Preparation Time
![Preparation Time](https://kimball.com.my/wp-content/themes/kimball/img/recipe/ico1.png)
15 minutes
Cooking Time
![Cooking Time](https://kimball.com.my/wp-content/themes/kimball/img/recipe/ico2.png)
30 minutes
Serving Size
![Serving Size](https://kimball.com.my/wp-content/themes/kimball/img/recipe/ico3.png)
5 persons
![Product Image](https://kimball.com.my/wp-content/uploads/2021/11/recipe-standard-size-9.jpg)
Ingredients
- 600g Fish head, cut into 6cm pieces
- ¼ cup Oil
- 4 cloves Garlic, roughly chopped
- 3cm Ginger, finely sliced
- 1 litre Water
- 1 Tbsp Kimball Oyster Flavored Sauce
- 2 cakes White soft tofu, cut into 5cm chunks
- 2 Tomato
- For garnishing:
- 2 stalks Spring onion, sliced finely
- 1 stalk Celery leaves, sliced finely
- 3– 4 Tbsp Crispy fried shallots
Method
- Heat oil in a wok over medium heat and fry fish head pieces in batches until lightly browned, removing them onto a plate as they cook.

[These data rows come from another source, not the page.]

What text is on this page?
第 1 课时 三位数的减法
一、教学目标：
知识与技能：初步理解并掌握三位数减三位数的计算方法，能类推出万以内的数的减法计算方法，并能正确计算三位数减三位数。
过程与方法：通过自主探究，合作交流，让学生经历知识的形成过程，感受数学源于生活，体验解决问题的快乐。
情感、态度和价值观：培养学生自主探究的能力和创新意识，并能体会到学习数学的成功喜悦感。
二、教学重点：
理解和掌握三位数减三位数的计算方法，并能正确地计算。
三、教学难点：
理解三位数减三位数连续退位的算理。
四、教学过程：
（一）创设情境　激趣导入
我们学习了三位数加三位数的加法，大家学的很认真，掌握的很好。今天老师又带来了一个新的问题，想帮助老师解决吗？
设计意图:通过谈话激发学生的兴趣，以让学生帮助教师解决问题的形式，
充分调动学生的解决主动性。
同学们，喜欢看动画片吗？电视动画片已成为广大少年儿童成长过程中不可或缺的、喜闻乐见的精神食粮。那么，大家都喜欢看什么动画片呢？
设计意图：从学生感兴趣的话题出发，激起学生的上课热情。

- Heat 2 tablespoons oil in a saucepan and fry garlic and ginger until golden brown. Add water, bring to the boil and add Kimball Oyster Flavored Sauce and fried fish head. Simmer 15 minutes.
- Add tofu and tomatoes, then simmer 5 minutes. Sprinkle with garnishes and serve hot with rice.